Hospital M&A was normal in Q1, but Kaufman Hall says that will change

Dive Brief:

  • Mergers and acquisitions among hospitals and healthcare systems for the first quarter of 2020 were in line with historical norms, according to Kaufman Hall, but the company expects the second quarter to be upended due to the COVID-19 pandemic. It observed in a new report that first quarter performance “will be an uncertain predictor of activity for the remainder of 2020.”
  • Altogether, 29 transactions were consummated in the first quarter, up slightly from the 27 that took place in the first quarter of 2019 but down from the 30 that occurred in the first quarter of 2018. Activity pretty much died down by the middle of last month.
  • While the revenue involving the deals average at just under $5 billion, most were of the small-bore variety, involving one hospital affiliating with a large system.

Dive Insight:

The business of healthcare entered uncharted territory last month as COVID-19 became a pandemic and most economic activity in the U.S. suddenly shut down. But while waiting for full economic data to be analyzed and reported, the first quarter for hospital mergers and acquisitions appears fairly normal — at least on the surface.
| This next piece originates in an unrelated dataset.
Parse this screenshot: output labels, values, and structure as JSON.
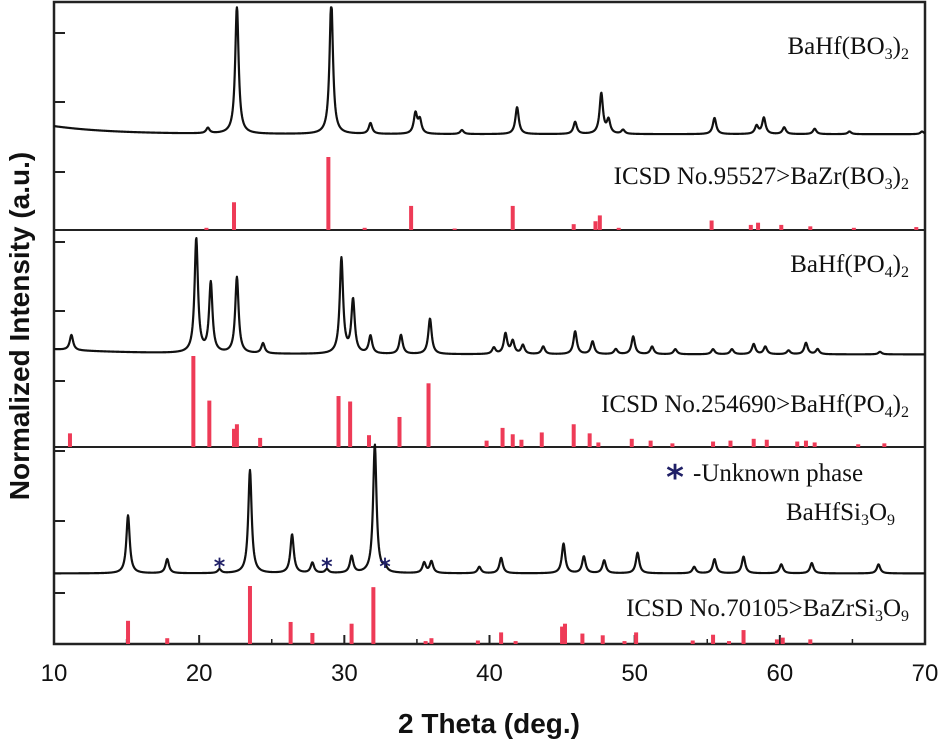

While the volume of deals was within historical norms, the deals themselves were fairly small, averaging just $172 million apiece — about $100 million below the average for 2019 and more than $200 million below 2018. The biggest was the affiliation of Huntington Hospital in Pasadena, California, with the Cedars-Sinai Healthcare System in Los Angeles. Terms of that deal were not disclosed.

Altogether, academic medical centers consummated six deals; for-profits, five; and religious organizations, two. Kaufman Hall said the kinds of deals that came together were also within historical averages.

The report noted that activity began tapering off after March 12 — one day after the World Health Organization declared the COVID-19 outbreak a pandemic.

Kaufman Hall does not expect deals to vaporize in the second quarter of the year, but said a slowdown was all but certain. “In cases where the strategic rationale is strong, the expectation is these initiatives will continue, but may experience a slight pause while the impacts of the pandemic are addressed,” the company said.

Moreover, risks and evaluations will also be more closely considered, according to Kaufman Hall.

“In instances where the outcome of the transaction is more severely impacted by the pandemic, the various risk considerations of each of the parties to the transaction will merit closer evaluation,” according to the report. “Similarly, as other third parties that had a critical role in completing the transaction reassess their commitments, the need to consider alternative approaches or solutions may be required.”